Do mesmo modo que temos São Luiz Gonzaga padroeiro da juventude e dos seminaristas, São Lourenço patrono dos diáconos e São João Maria Vianney patrono dos sacerdotes, São Tarcísio é patrono dos coroinhas, acólitos e servidores do altar. Ou seja, para cada etapa da vida, cada etapa da vida sacramental e ministerial na Igreja tem um santo padroeiro, desde coroinha até a caminhada até o sacerdócio.
É muito importante ver em nossas paróquias as crianças e jovens servindo ao Senhor como coroinhas, acólitos e cerimoniários. É desde pequeno que desperta o amor por Jesus Cristo, pela Virgem Maria e pela Eucaristia. É através desse ministério de coroinhas, acólitos e cerimoniários que surgem as vocações ao sacerdócio e a vida religiosa. É claro, que não necessariamente se for coroinha vai seguir a vida religiosa e sacerdotal, através desse ministério poderá ser também um excelente pai de família e assumir depois outros serviços pastorais na Igreja.

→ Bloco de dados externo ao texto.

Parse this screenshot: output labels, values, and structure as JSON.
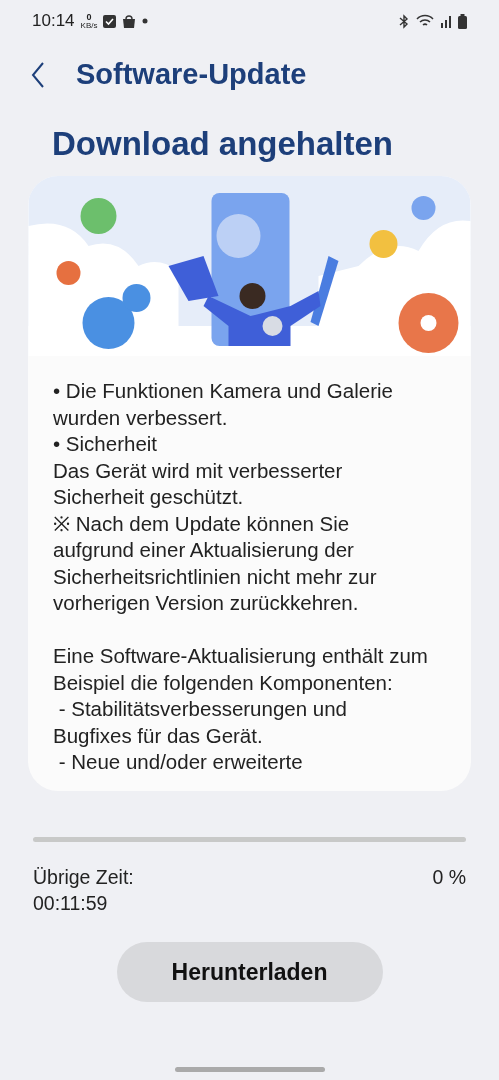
{
  "status_bar": {
    "time": "10:14",
    "net_speed": "0",
    "net_unit": "KB/s"
  },
  "header": {
    "title": "Software-Update"
  },
  "heading": "Download angehalten",
  "notes": [
    {
      "kind": "text",
      "text": "• Die Funktionen Kamera und Galerie wurden verbessert."
    },
    {
      "kind": "text",
      "text": "• Sicherheit"
    },
    {
      "kind": "text",
      "text": "Das Gerät wird mit verbesserter Sicherheit geschützt."
    },
    {
      "kind": "text",
      "text": "※ Nach dem Update können Sie aufgrund einer Aktualisierung der Sicherheitsrichtlinien nicht mehr zur vorherigen Version zurückkehren."
    },
    {
      "kind": "gap"
    },
    {
      "kind": "text",
      "text": "Eine Software-Aktualisierung enthält zum Beispiel die folgenden Komponenten:"
    },
    {
      "kind": "text",
      "text": " - Stabilitätsverbesserungen und Bugfixes für das Gerät."
    },
    {
      "kind": "text",
      "text": " - Neue und/oder erweiterte"
    }
  ],
  "progress": {
    "level": 0,
    "remaining_label": "Übrige Zeit:",
    "remaining_time": "00:11:59",
    "percent": "0 %"
  },
  "button": "Herunterladen"
}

O mês de agosto como bem sabemos é um mês especial para a Igreja, além de ser o mês vocacional, celebramos o padroeiro dos padres no dia 4, padroeiro dos diáconos no dia 10 e o padroeiro dos coroinhas dia 15. Além da festa de Nossa Senhora da Assunção, Santa Dulce dos Pobres e outros santos importantes. Portanto, nesse mês vocacional peçamos mais operários para a messe, pois a messe é grande e os operários são poucos.
Nesta terceira semana de agosto que iremos iniciar nesse domingo dia 16, recordamos a vocação a vida consagrada e religiosa, quem sabe muitos coroinhas, acólitos e cerimoniários possar querer abraçar a vida religiosa e consagrada. Do mesmo modo que a vida religiosa o serviço de coroinha, acólito e cerimoniário deve ser feito com seriedade e respeito e deve ser um sim diário, vivendo de acordo com aquilo que escolheu.

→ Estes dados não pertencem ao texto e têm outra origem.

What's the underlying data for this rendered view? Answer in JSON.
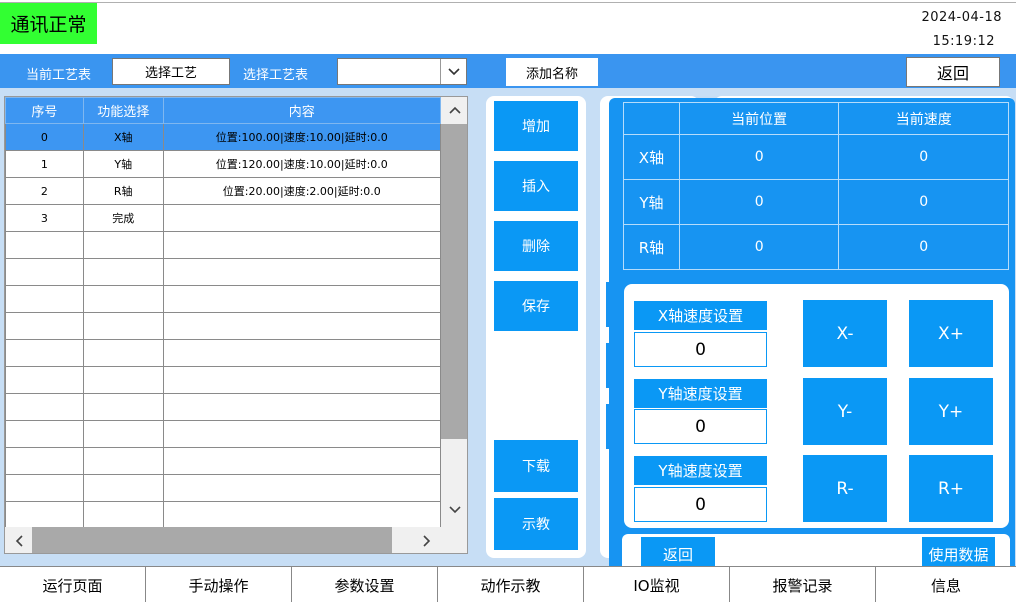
{
  "header": {
    "status": "通讯正常",
    "date": "2024-04-18",
    "time": "15:19:12"
  },
  "toolbar": {
    "current_process_label": "当前工艺表",
    "current_process_value": "选择工艺",
    "select_process_label": "选择工艺表",
    "select_process_value": "",
    "add_name_label": "添加名称",
    "return_label": "返回"
  },
  "table": {
    "headers": [
      "序号",
      "功能选择",
      "内容"
    ],
    "rows": [
      {
        "no": "0",
        "func": "X轴",
        "content": "位置:100.00|速度:10.00|延时:0.0",
        "selected": true
      },
      {
        "no": "1",
        "func": "Y轴",
        "content": "位置:120.00|速度:10.00|延时:0.0"
      },
      {
        "no": "2",
        "func": "R轴",
        "content": "位置:20.00|速度:2.00|延时:0.0"
      },
      {
        "no": "3",
        "func": "完成",
        "content": ""
      }
    ]
  },
  "actions": {
    "add": "增加",
    "insert": "插入",
    "delete": "删除",
    "save": "保存",
    "download": "下载",
    "teach": "示教"
  },
  "position_table": {
    "headers": [
      "当前位置",
      "当前速度"
    ],
    "rows": [
      {
        "axis": "X轴",
        "position": "0",
        "speed": "0"
      },
      {
        "axis": "Y轴",
        "position": "0",
        "speed": "0"
      },
      {
        "axis": "R轴",
        "position": "0",
        "speed": "0"
      }
    ]
  },
  "speed_settings": [
    {
      "label": "X轴速度设置",
      "value": "0"
    },
    {
      "label": "Y轴速度设置",
      "value": "0"
    },
    {
      "label": "Y轴速度设置",
      "value": "0"
    }
  ],
  "jog": {
    "x_minus": "X-",
    "x_plus": "X+",
    "y_minus": "Y-",
    "y_plus": "Y+",
    "r_minus": "R-",
    "r_plus": "R+"
  },
  "panel_footer": {
    "return": "返回",
    "use_data": "使用数据"
  },
  "bottom_nav": [
    "运行页面",
    "手动操作",
    "参数设置",
    "动作示教",
    "IO监视",
    "报警记录",
    "信息"
  ],
  "colors": {
    "status_green": "#32ff32",
    "toolbar_blue": "#3a95f0",
    "button_blue": "#0a98f5",
    "content_bg": "#c7def5"
  }
}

Do mesmo modo que qualquer outra vocação antes de ser coroinha e servidor do altar, é preciso primeiro ouvir o chamado de Deus, depois através da oração responder com o Sim, procurar o pároco da paróquia e dizer sobre a vontade de ser coroinha, participar dos encontros de preparação e servir ao Senhor mais de perto.

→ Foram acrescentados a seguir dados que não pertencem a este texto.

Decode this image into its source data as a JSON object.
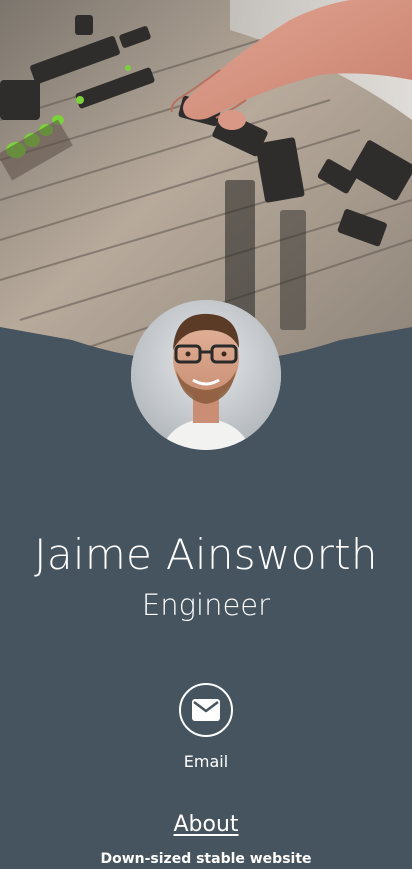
{
  "profile": {
    "name": "Jaime Ainsworth",
    "title": "Engineer"
  },
  "contact": {
    "email_label": "Email",
    "email_icon": "envelope-icon"
  },
  "about": {
    "link_label": "About",
    "text": "Down-sized stable website"
  },
  "colors": {
    "background": "#46545f",
    "text": "#ffffff"
  }
}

Muitos grupos de coroinhas e acólitos nas diversas paróquias tem o nome e a proteção de São Tarcísio, que ele possa ser a fonte de inspiração para todos os coroinhas e acólitos e que carreguem em seu coração o mesmo desejo de amor a Deus e a Eucaristia, a exemplo de São Tarcísio. Por isso, celebremos com alegria o dia de São Tarcísio e agradeçamos a proteção dele por todos os coroinhas e cerimoniários.
Em algumas paróquias inclusive os novos coroinhas, cerimoniários e acólitos são investidos no dia dele, ou próximo da data. Os coroinhas, cerimoniários e acólitos devem guardar a fé e ter amor pela Igreja do mesmo modo que São Tarcísio. Devem cuidar para seguir retamente no caminho de Deus, cuidar de suas vestimentas e ter um comportamento adequado na igreja e fora dela.
São Tarcísio foi um mártir da Igreja dos primeiros séculos da era cristã, ele morreu defendendo a fé em Cristo e na Igreja, do mesmo modo que muitos mártires dos primeiros séculos da era cristã, e Tarcísio ainda era coroinha o que revoltava algumas pessoas. Ele foi vítima de perseguição do império romano mediada pelo imperador Valeriano.
Não tem uma idade certa para começar ser coroinha, mas recomenda-se que seja a partir dos seis anos de idade, ou quando iniciar na catequese, ou ainda, quando a criança tiver uma certa maturidade para se comportar bem distante dos pais, no presbitério. Do mesmo modo que não tem idade para começar a ser coroinha, também não tem idade para deixar de ser. Normalmente existem algumas etapas, ou seja, inicia-se como coroinha, depois de uns três anos torna-se cerimoniário e, por fim, acólito.
Agradeço o excelente trabalho dos coroinhas, acólitos e cerimoniários em nossa Arquidiocese. O trabalho de vocês dignifica e louva a Deus nos sacramentos e sacramentais que vocês servem com denodo e grande dedicação. Deus os cumule de muitas bênçãos e copiosas graças!
Celebremos com alegria a memória litúrgica de São Tarcísio e rezemos por todos os coroinhas e servidores do altar. Que as crianças e jovens tenham no coração o mesmo amor e respeito que São Tarcísio tinha pelas coisas de Deus. Que a Virgem da Assunção ilumine todos os servidores do altar que amanhã celebraremos seu dia e respondam com o sim o chamado de Deus.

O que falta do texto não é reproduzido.